Showing posts with label incivility. Show all posts
Showing posts with label incivility. Show all posts

Friday, September 11, 2009

Priorities, Incivility, Corporate Justice, Race and Joe Wilson

In what is becoming an infamous moment, South Carolina Representative Joseph Wilson blurted out "You Lie!" during President Barack Obama's live televised message to a joint session of Congress on Wednesday evening, September 9, 2009. President Obama was passionately urging Congress to reform health care in the United States and end business as usual in connection with America's broken health care system. While Representative Wilson's outburst has been roundly condemned by both Democrats and Republicans, and while Wilson has apologized for his outrageous act of incivility, much deeper issues underly this unprecedented outburst.

First, as has been discussed on this blog previously, the effort to reform health care in the United States has stoked amazing incivility and premeditated outrage in town hall meetings across the country. Radically false and irresponsible attacks (i.e., death panels, nazi germany, government takeover, etc.) have been levied against those promoting reform.
Representative Wilson's outburst fits neatly into this tactic of incivility and the seemingly preferred course of misinformation, outrage and shouting, over reasoned debate and open discussion. This outrage, fanned by corporate interests, is particularly mystifying to me.

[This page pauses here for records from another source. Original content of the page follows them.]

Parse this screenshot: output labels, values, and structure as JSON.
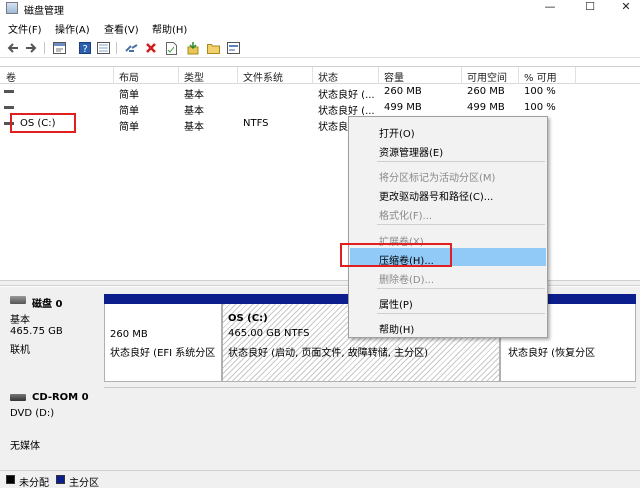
{
  "window": {
    "title": "磁盘管理",
    "controls": {
      "minimize": "—",
      "maximize": "☐",
      "close": "✕"
    }
  },
  "menu": [
    "文件(F)",
    "操作(A)",
    "查看(V)",
    "帮助(H)"
  ],
  "toolbar": {
    "icons": [
      "back-arrow-icon",
      "forward-arrow-icon",
      "properties-icon",
      "help-icon",
      "list-view-icon",
      "connect-icon",
      "delete-icon",
      "document-icon",
      "import-icon",
      "folder-icon",
      "panel-icon"
    ]
  },
  "volume_table": {
    "headers": [
      "卷",
      "布局",
      "类型",
      "文件系统",
      "状态",
      "容量",
      "可用空间",
      "% 可用"
    ],
    "rows": [
      {
        "name": "",
        "layout": "简单",
        "type": "基本",
        "fs": "",
        "status": "状态良好 (...",
        "capacity": "260 MB",
        "free": "260 MB",
        "pct": "100 %"
      },
      {
        "name": "",
        "layout": "简单",
        "type": "基本",
        "fs": "",
        "status": "状态良好 (...",
        "capacity": "499 MB",
        "free": "499 MB",
        "pct": "100 %"
      },
      {
        "name": "OS (C:)",
        "layout": "简单",
        "type": "基本",
        "fs": "NTFS",
        "status": "状态良好 (...",
        "capacity": "",
        "free": "",
        "pct": ""
      }
    ]
  },
  "context_menu": {
    "items": [
      {
        "label": "打开(O)",
        "enabled": true
      },
      {
        "label": "资源管理器(E)",
        "enabled": true
      },
      {
        "label": "将分区标记为活动分区(M)",
        "enabled": false
      },
      {
        "label": "更改驱动器号和路径(C)...",
        "enabled": true
      },
      {
        "label": "格式化(F)...",
        "enabled": false
      },
      {
        "label": "扩展卷(X)...",
        "enabled": false
      },
      {
        "label": "压缩卷(H)...",
        "enabled": true,
        "highlighted": true
      },
      {
        "label": "删除卷(D)...",
        "enabled": false
      },
      {
        "label": "属性(P)",
        "enabled": true
      },
      {
        "label": "帮助(H)",
        "enabled": true
      }
    ]
  },
  "disks": {
    "disk0": {
      "name": "磁盘 0",
      "type": "基本",
      "size": "465.75 GB",
      "status": "联机",
      "partitions": [
        {
          "size": "260 MB",
          "status": "状态良好 (EFI 系统分区"
        },
        {
          "name": "OS  (C:)",
          "size": "465.00 GB NTFS",
          "status": "状态良好 (启动, 页面文件, 故障转储, 主分区)"
        },
        {
          "status": "状态良好 (恢复分区"
        }
      ]
    },
    "cdrom0": {
      "name": "CD-ROM 0",
      "type": "DVD (D:)",
      "media": "无媒体"
    }
  },
  "legend": [
    {
      "label": "未分配",
      "color": "#000000"
    },
    {
      "label": "主分区",
      "color": "#0c1e8c"
    }
  ],
  "colors": {
    "primary_partition": "#0c1e8c",
    "highlight": "#91c9f7",
    "annotation_red": "#e02020"
  }
}
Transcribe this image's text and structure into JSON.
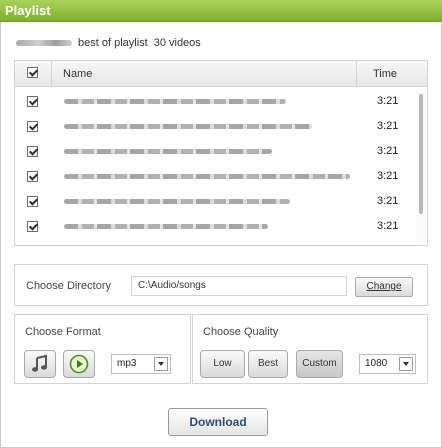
{
  "window": {
    "title": "Playlist"
  },
  "summary": {
    "playlist_name": "best of playlist",
    "count_label": "30 videos"
  },
  "table": {
    "columns": {
      "name": "Name",
      "time": "Time"
    },
    "header_checked": true,
    "rows": [
      {
        "checked": true,
        "time": "3:21"
      },
      {
        "checked": true,
        "time": "3:21"
      },
      {
        "checked": true,
        "time": "3:21"
      },
      {
        "checked": true,
        "time": "3:21"
      },
      {
        "checked": true,
        "time": "3:21"
      },
      {
        "checked": true,
        "time": "3:21"
      }
    ]
  },
  "directory": {
    "label": "Choose Directory",
    "path": "C:\\Audio/songs",
    "change_label": "Change"
  },
  "format": {
    "label": "Choose Format",
    "audio_icon": "music-note-icon",
    "video_icon": "play-circle-icon",
    "selected": "mp3"
  },
  "quality": {
    "label": "Choose Quality",
    "buttons": {
      "low": "Low",
      "best": "Best",
      "custom": "Custom"
    },
    "active": "Custom",
    "resolution": "1080"
  },
  "actions": {
    "download_label": "Download"
  },
  "colors": {
    "title_bar": "#8dbf3c",
    "download_text": "#2d4d7c"
  }
}
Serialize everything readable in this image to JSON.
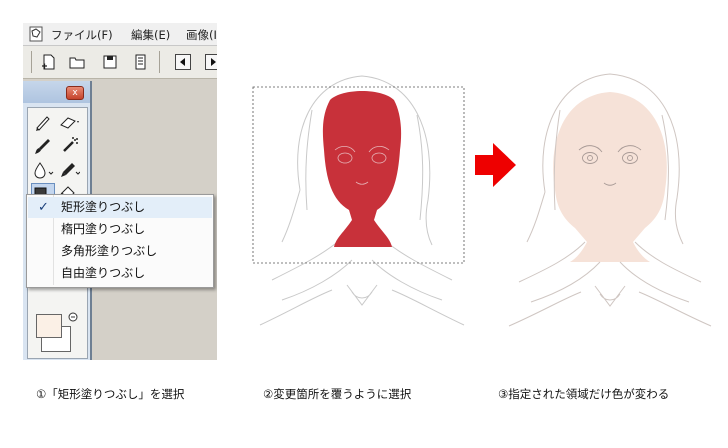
{
  "menubar": {
    "items": [
      "ファイル(F)",
      "編集(E)",
      "画像(I"
    ]
  },
  "toolbar": {
    "buttons": [
      "new-document-icon",
      "open-folder-icon",
      "save-icon",
      "save-all-icon",
      "prev-icon",
      "next-icon"
    ]
  },
  "palette": {
    "close_label": "x",
    "tools": [
      "pencil-icon",
      "eraser-icon",
      "brush-icon",
      "airbrush-icon",
      "water-drop-icon",
      "pen-icon",
      "fill-tool-icon",
      "bucket-icon"
    ],
    "colors": {
      "foreground": "#fbf0e6",
      "background": "#ffffff"
    }
  },
  "flyout": {
    "check": "✓",
    "items": [
      "矩形塗りつぶし",
      "楕円塗りつぶし",
      "多角形塗りつぶし",
      "自由塗りつぶし"
    ],
    "selected_index": 0
  },
  "colors": {
    "selection_fill": "#c8313a",
    "tinted_fill": "#f6e2d8",
    "arrow": "#ee0000"
  },
  "captions": {
    "step1": "①「矩形塗りつぶし」を選択",
    "step2": "②変更箇所を覆うように選択",
    "step3": "③指定された領域だけ色が変わる"
  }
}
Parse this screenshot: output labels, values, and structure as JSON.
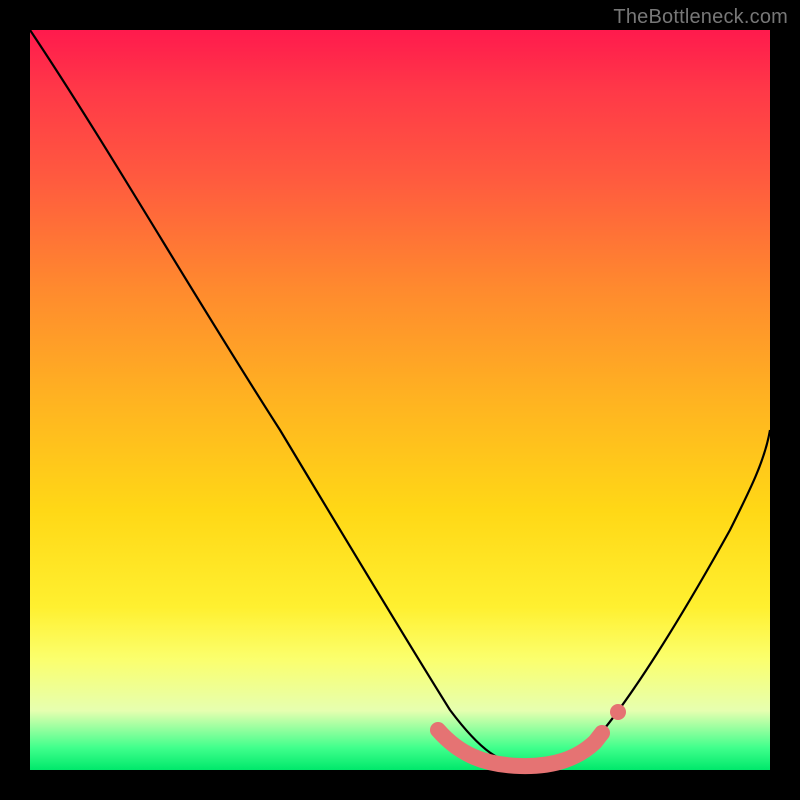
{
  "watermark": "TheBottleneck.com",
  "colors": {
    "background": "#000000",
    "gradient_top": "#ff1a4d",
    "gradient_bottom": "#00e86b",
    "curve": "#000000",
    "marker": "#e57373"
  },
  "chart_data": {
    "type": "line",
    "title": "",
    "xlabel": "",
    "ylabel": "",
    "xlim": [
      0,
      100
    ],
    "ylim": [
      0,
      100
    ],
    "series": [
      {
        "name": "bottleneck-curve",
        "x": [
          0,
          5,
          10,
          15,
          20,
          25,
          30,
          35,
          40,
          45,
          50,
          55,
          58,
          60,
          62,
          65,
          68,
          70,
          73,
          76,
          80,
          85,
          90,
          95,
          100
        ],
        "values": [
          100,
          93,
          86,
          79,
          71,
          63,
          55,
          47,
          39,
          31,
          23,
          14,
          8,
          4,
          2,
          1,
          0.5,
          0.5,
          1,
          3,
          8,
          16,
          25,
          35,
          46
        ]
      }
    ],
    "markers": {
      "name": "highlight-band",
      "x": [
        55,
        57,
        59,
        61,
        63,
        65,
        67,
        69,
        71,
        73,
        75,
        76,
        77
      ],
      "values": [
        2,
        1.5,
        1,
        0.8,
        0.6,
        0.5,
        0.5,
        0.6,
        0.8,
        1,
        1.6,
        2.2,
        3
      ]
    }
  }
}
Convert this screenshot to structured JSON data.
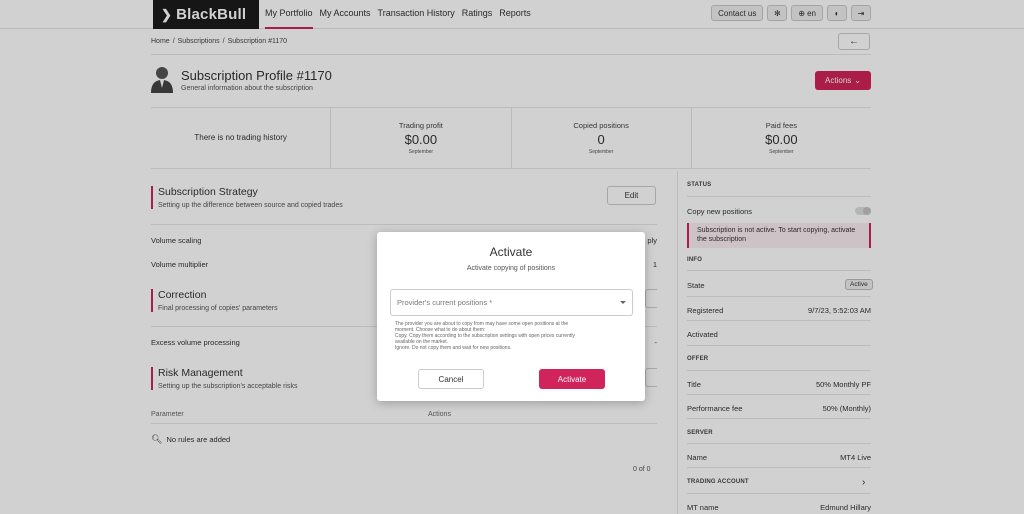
{
  "header": {
    "logo": "BlackBull",
    "nav": [
      "My Portfolio",
      "My Accounts",
      "Transaction History",
      "Ratings",
      "Reports"
    ],
    "contact": "Contact us",
    "lang": "en"
  },
  "breadcrumb": [
    "Home",
    "/",
    "Subscriptions",
    "/",
    "Subscription #1170"
  ],
  "profile": {
    "title": "Subscription Profile #1170",
    "subtitle": "General information about the subscription",
    "actions": "Actions"
  },
  "stats": {
    "no_history": "There is no trading history",
    "items": [
      {
        "label": "Trading profit",
        "value": "$0.00",
        "period": "September"
      },
      {
        "label": "Copied positions",
        "value": "0",
        "period": "September"
      },
      {
        "label": "Paid fees",
        "value": "$0.00",
        "period": "September"
      }
    ]
  },
  "strategy": {
    "title": "Subscription Strategy",
    "subtitle": "Setting up the difference between source and copied trades",
    "edit": "Edit",
    "rows": [
      {
        "label": "Volume scaling",
        "value": "ply"
      },
      {
        "label": "Volume multiplier",
        "value": "1"
      }
    ]
  },
  "correction": {
    "title": "Correction",
    "subtitle": "Final processing of copies' parameters",
    "rows": [
      {
        "label": "Excess volume processing",
        "value": "-"
      }
    ]
  },
  "risk": {
    "title": "Risk Management",
    "subtitle": "Setting up the subscription's acceptable risks",
    "col_parameter": "Parameter",
    "col_actions": "Actions",
    "no_rules": "No rules are added",
    "pager": "0 of 0"
  },
  "sidebar": {
    "status_label": "STATUS",
    "copy_new": "Copy new positions",
    "alert": "Subscription is not active. To start copying, activate the subscription",
    "info_label": "INFO",
    "state_key": "State",
    "state_val": "Active",
    "registered_key": "Registered",
    "registered_val": "9/7/23, 5:52:03 AM",
    "activated_key": "Activated",
    "offer_label": "OFFER",
    "title_key": "Title",
    "title_val": "50% Monthly PF",
    "perf_key": "Performance fee",
    "perf_val": "50% (Monthly)",
    "server_label": "SERVER",
    "name_key": "Name",
    "name_val": "MT4 Live",
    "trading_label": "TRADING ACCOUNT",
    "mtname_key": "MT name",
    "mtname_val": "Edmund Hillary"
  },
  "modal": {
    "title": "Activate",
    "subtitle": "Activate copying of positions",
    "placeholder": "Provider's current positions *",
    "help": [
      "The provider you are about to copy from may have some open positions at the",
      "moment. Choose what to do about them:",
      "Copy. Copy them according to the subscription settings with open prices currently",
      "available on the market.",
      "Ignore. Do not copy them and wait for new positions."
    ],
    "cancel": "Cancel",
    "activate": "Activate"
  },
  "colors": {
    "accent": "#d0245a",
    "logo_bg": "#1c1c1c"
  }
}
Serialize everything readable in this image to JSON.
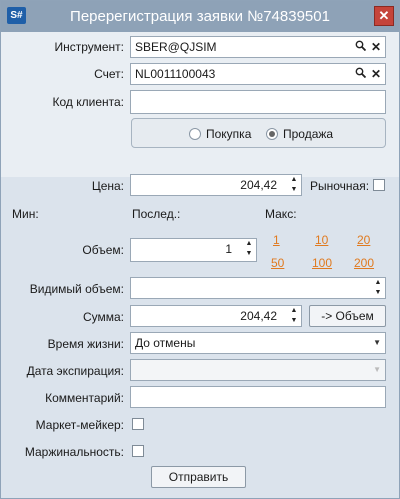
{
  "window": {
    "app_icon": "S#",
    "title": "Перерегистрация заявки №74839501",
    "close": "✕"
  },
  "form": {
    "instrument": {
      "label": "Инструмент:",
      "value": "SBER@QJSIM"
    },
    "account": {
      "label": "Счет:",
      "value": "NL0011100043"
    },
    "client_code": {
      "label": "Код клиента:",
      "value": ""
    },
    "side": {
      "buy": "Покупка",
      "sell": "Продажа",
      "selected": "sell"
    },
    "price": {
      "label": "Цена:",
      "value": "204,42"
    },
    "market": {
      "label": "Рыночная:",
      "checked": false
    },
    "stats": {
      "min": "Мин:",
      "last": "Послед.:",
      "max": "Макс:"
    },
    "volume": {
      "label": "Объем:",
      "value": "1"
    },
    "quick_volumes": [
      "1",
      "10",
      "20",
      "50",
      "100",
      "200"
    ],
    "visible_volume": {
      "label": "Видимый объем:",
      "value": ""
    },
    "sum": {
      "label": "Сумма:",
      "value": "204,42"
    },
    "to_volume_button": "-> Объем",
    "lifetime": {
      "label": "Время жизни:",
      "value": "До отмены"
    },
    "expiry": {
      "label": "Дата экспирация:",
      "value": ""
    },
    "comment": {
      "label": "Комментарий:",
      "value": ""
    },
    "market_maker": {
      "label": "Маркет-мейкер:",
      "checked": false
    },
    "margin": {
      "label": "Маржинальность:",
      "checked": false
    },
    "submit": "Отправить"
  },
  "icons": {
    "search": "🔍",
    "clear": "✕",
    "spin_up": "▲",
    "spin_down": "▼",
    "dropdown": "▼"
  }
}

Perhaps the mystery can be explained by the priorities of those that either are truly outraged or those that simply feign outrage. Some that decry reforming health care because it will add to the federal deficit and that reform simply cannot be paid for are those same individuals that voted repeatedly to fund a war and cut taxes during the Bush administration. The Obama administration inherited unprecedented federal deficit levels based primarily on less revenue being collected (tax cuts) and increased spending (war costs in Iraq).

In an extraordinarily honest moment, the Wall Street Journal admitted as much:

"We've never fretted over budget deficits, at least if they finance tax cuts to promote growth or spending to win a war. But these deficit estimates are driven entirely by more domestic spending and already assume huge new tax increases." -- Wall Street Journal, August 26, 2009.

Government deficits are fine, according to the Wall Street Journal, if they fund the right economic priorities. Clearly, tax cuts and war spending are fine, deficits be damned. Just as clearly, domestic spending is not fine, particularly if it seeks to insure all Americans. Critics of health care reform that decry new spending are the same stewards that approved unprecedented federal government deficits so long as they funded tax cuts and a war. Deficit spending debate is about nothing, if not divergent priorities.

Second, when President George W. Bush delivered "State of the Union" addresses and speeches to joint sessions of Congress, long after his "weapons of mass destruction" justification for going to war in Iraq were debunked as false and pretextual, no member of Congress ever deigned to shout out "You Lie!" to a President that obviously had. What motivates a member of Congress to engage in the most reprehensible bout of incivility when a President is promoting health care reform (saving lives, insuring American citizens) that did not motivate a reprehensible bout of incivility when a President was promoting an immoral justification for going to war (ending lives, soldiers dying, etc.)? The seedy underbelly of Wilson's outburst and much of the motivation in town hall outrage is race and racism.

The first time a Congressperson ever shouts out "You Lie!" to a U.S. President speaking to Congress was when an African American president was addressing Congress and the outburst was by a white, conservative Congressman. In my mind, this is no coincidence. The outrage at town hall meetings and the cry from some in attendance linking President Obama to Nazi Germany and Hitler is no coincidence. Some Americans are having a lot of trouble coming to grips with a black President.

Finally, will the Insurance Company Regime, the very embodiment of Corporate America and the great American Corporation, allow true health care reform? The opposition has been breathtaking. The pressure applied by lobbyists to Congresspersons has likely been intense. A President seems to have steeled for the battle. The outcome is not clear, and to paraphrase Frederick Douglass, the entrenched will not give up power unless it is wrested from their icy grip.